Motivated by the many remote sensing and machine learning achievements, we proposed a method to detect abandoned buildings in an area of interest. Abandoned buildings mainly result from the daunting economic situation in Greece and elsewhere, and their existence can impact the performance of several businesses.
Our research and development efforts are surely far from complete. They mostly focus on a single city. Nevertheless, according to our results, outlier detection seems promising for detecting vacant buildings.
Our proposed open-source software can identify vacant and disused buildings in areas with different topology properties successfully, making it a great tool for Business/Location Intelligence. Small and medium-scale businesses can use it in order to validate a location for its economic sustainability (via nighttime lights) and possible dangers due to abandoned buildings, while policymakers can identify problematic areas and proceed to take necessary action.
Light pollution can be described as the phenomenon of excessive or unwanted artificial light and may have multiple implications.

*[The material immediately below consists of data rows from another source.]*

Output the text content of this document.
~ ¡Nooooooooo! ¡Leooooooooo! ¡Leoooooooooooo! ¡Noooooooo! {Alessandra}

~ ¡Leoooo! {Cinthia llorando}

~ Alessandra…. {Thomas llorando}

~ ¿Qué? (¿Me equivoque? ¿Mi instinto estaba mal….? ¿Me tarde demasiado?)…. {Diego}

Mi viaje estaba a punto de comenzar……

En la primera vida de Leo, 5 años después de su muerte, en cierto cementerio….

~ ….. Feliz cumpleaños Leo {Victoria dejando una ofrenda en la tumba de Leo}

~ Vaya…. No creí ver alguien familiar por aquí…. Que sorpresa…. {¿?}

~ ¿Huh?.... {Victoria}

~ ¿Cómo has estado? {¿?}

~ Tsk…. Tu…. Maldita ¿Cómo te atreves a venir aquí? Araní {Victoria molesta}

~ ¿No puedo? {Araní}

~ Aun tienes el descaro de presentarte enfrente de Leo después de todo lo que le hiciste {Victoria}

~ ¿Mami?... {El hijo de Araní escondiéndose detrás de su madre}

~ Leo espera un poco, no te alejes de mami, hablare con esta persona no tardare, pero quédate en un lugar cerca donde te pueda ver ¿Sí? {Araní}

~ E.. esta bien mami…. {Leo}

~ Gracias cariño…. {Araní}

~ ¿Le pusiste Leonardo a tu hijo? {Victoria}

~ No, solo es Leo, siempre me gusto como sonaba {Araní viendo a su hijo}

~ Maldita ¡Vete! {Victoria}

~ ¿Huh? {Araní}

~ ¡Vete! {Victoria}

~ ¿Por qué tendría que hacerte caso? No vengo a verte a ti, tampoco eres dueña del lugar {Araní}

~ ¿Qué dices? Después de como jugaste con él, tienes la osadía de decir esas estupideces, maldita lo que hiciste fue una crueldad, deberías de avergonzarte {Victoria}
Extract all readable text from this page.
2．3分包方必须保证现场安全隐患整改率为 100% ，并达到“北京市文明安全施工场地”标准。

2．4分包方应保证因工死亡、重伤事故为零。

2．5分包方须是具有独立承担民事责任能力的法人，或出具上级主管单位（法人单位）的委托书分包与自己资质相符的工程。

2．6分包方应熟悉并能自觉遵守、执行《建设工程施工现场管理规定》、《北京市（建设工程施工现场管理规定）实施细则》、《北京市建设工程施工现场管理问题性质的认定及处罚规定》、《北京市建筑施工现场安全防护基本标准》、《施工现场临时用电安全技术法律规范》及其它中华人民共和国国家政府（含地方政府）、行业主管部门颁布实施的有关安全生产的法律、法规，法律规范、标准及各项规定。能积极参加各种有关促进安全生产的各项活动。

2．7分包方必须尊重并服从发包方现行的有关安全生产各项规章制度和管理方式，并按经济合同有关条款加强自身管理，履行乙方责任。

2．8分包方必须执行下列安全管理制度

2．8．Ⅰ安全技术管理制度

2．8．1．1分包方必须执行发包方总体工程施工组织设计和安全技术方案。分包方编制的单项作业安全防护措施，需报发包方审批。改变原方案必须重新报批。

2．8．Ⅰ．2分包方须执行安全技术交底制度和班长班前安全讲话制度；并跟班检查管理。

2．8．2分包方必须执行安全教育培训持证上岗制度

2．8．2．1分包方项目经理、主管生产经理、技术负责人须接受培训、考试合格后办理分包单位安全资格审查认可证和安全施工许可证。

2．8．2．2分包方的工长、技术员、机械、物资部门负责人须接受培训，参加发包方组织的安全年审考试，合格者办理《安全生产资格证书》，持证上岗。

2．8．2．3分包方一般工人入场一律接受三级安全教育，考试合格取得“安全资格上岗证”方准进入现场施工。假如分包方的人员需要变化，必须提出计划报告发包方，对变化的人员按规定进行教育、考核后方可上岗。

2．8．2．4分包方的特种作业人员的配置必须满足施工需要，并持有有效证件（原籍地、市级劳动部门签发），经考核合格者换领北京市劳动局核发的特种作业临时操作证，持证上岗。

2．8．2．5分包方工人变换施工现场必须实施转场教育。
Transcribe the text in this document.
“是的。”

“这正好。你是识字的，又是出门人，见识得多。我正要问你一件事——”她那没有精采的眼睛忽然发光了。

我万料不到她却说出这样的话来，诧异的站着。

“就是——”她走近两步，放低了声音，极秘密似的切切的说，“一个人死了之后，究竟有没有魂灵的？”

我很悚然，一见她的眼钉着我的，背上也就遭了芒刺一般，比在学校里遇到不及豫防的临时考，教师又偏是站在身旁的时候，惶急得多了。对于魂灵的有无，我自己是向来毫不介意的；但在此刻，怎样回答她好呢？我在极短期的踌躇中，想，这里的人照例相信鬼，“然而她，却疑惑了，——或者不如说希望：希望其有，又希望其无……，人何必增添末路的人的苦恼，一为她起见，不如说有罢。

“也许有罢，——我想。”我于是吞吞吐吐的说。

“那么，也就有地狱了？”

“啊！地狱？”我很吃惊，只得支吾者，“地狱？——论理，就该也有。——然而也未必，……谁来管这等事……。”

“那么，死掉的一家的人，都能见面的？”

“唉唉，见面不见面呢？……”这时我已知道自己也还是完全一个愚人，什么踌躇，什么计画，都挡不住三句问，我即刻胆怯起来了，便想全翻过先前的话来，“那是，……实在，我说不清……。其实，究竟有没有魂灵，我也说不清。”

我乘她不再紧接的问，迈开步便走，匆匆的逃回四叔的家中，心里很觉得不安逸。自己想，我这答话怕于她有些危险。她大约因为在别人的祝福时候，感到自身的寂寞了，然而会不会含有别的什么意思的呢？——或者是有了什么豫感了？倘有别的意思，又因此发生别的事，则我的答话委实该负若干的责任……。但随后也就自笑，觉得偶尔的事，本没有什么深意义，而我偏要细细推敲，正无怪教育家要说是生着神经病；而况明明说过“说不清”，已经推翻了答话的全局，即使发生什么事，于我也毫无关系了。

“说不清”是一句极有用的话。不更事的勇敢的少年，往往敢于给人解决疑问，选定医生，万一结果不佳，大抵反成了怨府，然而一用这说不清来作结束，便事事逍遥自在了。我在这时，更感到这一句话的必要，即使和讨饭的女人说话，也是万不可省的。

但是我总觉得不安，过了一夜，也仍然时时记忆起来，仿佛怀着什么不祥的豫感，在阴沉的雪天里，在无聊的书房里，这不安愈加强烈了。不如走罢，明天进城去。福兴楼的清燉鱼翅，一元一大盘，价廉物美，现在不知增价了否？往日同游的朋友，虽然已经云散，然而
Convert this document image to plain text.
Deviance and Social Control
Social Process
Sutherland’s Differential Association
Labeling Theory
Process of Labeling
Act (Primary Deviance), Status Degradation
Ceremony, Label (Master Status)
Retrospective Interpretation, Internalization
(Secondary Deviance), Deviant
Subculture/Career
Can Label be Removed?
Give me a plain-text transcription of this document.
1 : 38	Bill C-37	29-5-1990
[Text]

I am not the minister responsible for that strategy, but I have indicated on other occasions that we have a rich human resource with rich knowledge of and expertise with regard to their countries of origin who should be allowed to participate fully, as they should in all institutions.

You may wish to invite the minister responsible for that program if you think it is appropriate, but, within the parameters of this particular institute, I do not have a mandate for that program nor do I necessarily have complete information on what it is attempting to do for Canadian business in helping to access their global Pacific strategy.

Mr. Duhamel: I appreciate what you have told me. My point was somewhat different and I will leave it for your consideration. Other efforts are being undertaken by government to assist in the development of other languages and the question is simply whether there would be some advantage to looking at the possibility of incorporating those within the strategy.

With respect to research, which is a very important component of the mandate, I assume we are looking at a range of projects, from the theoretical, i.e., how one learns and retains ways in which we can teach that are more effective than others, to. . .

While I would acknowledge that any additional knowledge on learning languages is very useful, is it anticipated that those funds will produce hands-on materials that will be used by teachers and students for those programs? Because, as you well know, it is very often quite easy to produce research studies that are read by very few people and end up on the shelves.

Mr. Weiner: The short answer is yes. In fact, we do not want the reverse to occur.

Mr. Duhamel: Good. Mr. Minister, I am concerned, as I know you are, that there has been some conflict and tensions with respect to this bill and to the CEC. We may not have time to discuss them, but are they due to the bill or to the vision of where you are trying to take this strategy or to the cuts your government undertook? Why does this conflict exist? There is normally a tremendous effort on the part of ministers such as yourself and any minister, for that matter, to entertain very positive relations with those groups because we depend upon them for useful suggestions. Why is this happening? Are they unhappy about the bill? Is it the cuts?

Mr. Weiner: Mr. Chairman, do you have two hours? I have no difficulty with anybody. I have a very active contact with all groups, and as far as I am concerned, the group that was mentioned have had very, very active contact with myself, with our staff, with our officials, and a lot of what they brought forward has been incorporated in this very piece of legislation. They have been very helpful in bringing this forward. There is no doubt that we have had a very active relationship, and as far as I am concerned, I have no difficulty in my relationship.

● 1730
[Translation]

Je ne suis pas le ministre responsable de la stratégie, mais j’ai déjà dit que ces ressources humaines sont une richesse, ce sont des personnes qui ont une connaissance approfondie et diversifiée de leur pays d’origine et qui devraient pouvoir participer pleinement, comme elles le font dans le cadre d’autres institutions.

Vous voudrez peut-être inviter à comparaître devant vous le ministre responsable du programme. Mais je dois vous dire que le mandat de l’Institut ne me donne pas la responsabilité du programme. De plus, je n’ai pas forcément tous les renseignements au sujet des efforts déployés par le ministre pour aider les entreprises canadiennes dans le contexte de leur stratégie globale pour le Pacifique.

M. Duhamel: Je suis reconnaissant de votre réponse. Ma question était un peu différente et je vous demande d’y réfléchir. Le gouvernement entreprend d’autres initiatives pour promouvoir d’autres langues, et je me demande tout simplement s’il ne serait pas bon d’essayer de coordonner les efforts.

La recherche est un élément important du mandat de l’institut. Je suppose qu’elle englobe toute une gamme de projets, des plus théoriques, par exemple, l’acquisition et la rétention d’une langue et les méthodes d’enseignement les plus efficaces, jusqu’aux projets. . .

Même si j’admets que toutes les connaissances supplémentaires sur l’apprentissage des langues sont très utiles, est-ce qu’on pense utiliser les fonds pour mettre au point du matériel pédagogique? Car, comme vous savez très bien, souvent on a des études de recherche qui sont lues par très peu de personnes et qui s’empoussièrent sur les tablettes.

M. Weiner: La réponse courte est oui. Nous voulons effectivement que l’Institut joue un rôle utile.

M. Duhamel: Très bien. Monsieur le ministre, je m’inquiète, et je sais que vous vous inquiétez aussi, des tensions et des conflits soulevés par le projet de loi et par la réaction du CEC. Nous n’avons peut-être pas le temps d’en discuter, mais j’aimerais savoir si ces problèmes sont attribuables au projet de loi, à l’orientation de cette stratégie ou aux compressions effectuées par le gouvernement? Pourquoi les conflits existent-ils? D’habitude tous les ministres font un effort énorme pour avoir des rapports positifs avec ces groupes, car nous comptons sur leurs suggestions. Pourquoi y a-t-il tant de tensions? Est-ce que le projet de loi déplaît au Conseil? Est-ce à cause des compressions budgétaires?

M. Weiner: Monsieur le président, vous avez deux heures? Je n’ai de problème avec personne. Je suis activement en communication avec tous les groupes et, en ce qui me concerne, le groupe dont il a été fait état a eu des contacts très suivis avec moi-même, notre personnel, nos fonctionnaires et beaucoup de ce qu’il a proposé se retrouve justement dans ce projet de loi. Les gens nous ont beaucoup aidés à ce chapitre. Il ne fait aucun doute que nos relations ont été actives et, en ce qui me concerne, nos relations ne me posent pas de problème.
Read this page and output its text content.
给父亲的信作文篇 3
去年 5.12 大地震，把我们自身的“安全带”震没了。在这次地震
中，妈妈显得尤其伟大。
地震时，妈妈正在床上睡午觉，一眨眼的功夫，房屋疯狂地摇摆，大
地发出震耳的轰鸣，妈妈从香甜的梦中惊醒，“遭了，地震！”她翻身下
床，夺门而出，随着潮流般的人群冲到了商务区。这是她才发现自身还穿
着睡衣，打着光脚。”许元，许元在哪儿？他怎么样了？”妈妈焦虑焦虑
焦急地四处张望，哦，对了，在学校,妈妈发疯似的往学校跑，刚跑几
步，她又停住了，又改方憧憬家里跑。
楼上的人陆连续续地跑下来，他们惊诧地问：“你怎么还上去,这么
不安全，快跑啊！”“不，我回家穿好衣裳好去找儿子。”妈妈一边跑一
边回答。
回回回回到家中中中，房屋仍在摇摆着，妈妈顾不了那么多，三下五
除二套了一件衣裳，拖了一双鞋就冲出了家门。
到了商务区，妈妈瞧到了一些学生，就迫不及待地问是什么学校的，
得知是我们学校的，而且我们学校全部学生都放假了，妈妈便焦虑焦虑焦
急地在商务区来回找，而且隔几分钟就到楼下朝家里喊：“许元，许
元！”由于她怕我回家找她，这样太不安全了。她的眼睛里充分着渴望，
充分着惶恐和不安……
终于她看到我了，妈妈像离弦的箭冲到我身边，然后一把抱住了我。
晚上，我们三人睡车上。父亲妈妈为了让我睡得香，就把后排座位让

One case of light pollution is stray light. For an optical system, stray light implies unwanted rays reaching the detecting surfaces that come from an unintended source or from an intended source that follows an unintended path. For example, you might have a dark suburban backyard where a neighbor’s bright patio intrudes. This may have a serious impact on the satellite’s optical payload, and there have been various studies on the suppression of stray lights in order to improve measurement uncertainties; see, for example, [
66].
Significant studies have already been devoted to stray light suppression in socioeconomic studies; see [
67] and references therein. We clearly see the importance of reducing stray light in obtaining more accurate results for our study. Nevertheless, taking into account the low spatial resolution of our dataset, such an effort is beyond the scope of our paper.
One of our software’s fundamental issues is the way we split our areas of interest using equal-sized polygons. These shapes are neither effective nor efficient, in a variety of cases, to capture the characteristics of a building, resulting in misclassification. The use of alternative shapes such as hexagons should improve the model’s predictability significantly. Moreover, the current hyperparameter tuning methods are manual and thus not tested extensively. The use of Gridsearch Cross-Validation or similar but faster techniques (e.g., TuneSearchCV Bayesian Optimization) would enhance our model’s accuracy and counter overfitting.
Furthermore, further experimentation regarding preprocessing should be conducted in order to increase the information we can gain from free-of-cost satellite imagery. Methods that increase image resolution with the use of GANs and techniques that reduce image noise could improve the software’s performance. Alternatively, we could implement Deep Neural Networks, proposed in the existing literature, that take raw, unprocessed images as input and have promising results.
Finally, the proposed software currently suffers from inefficient accuracy metrics; hence, future work should use methods of automatic evaluation through existing very high-resolution image datasets, such as SAT4, SAT5, and Google Street View (
https://github.com/Sardhendu/PropertyClassification, accessed on 1 September 2023).
It is worth noting that all software and data considered in this study are publicly available at
https://github.com/ckyriakos/thesis_front_end (accessed on 1 September 2023). Furthermore, all references considered (regardless of whether they are presented explicitly in this paper or not) are also available at the above GitHub address.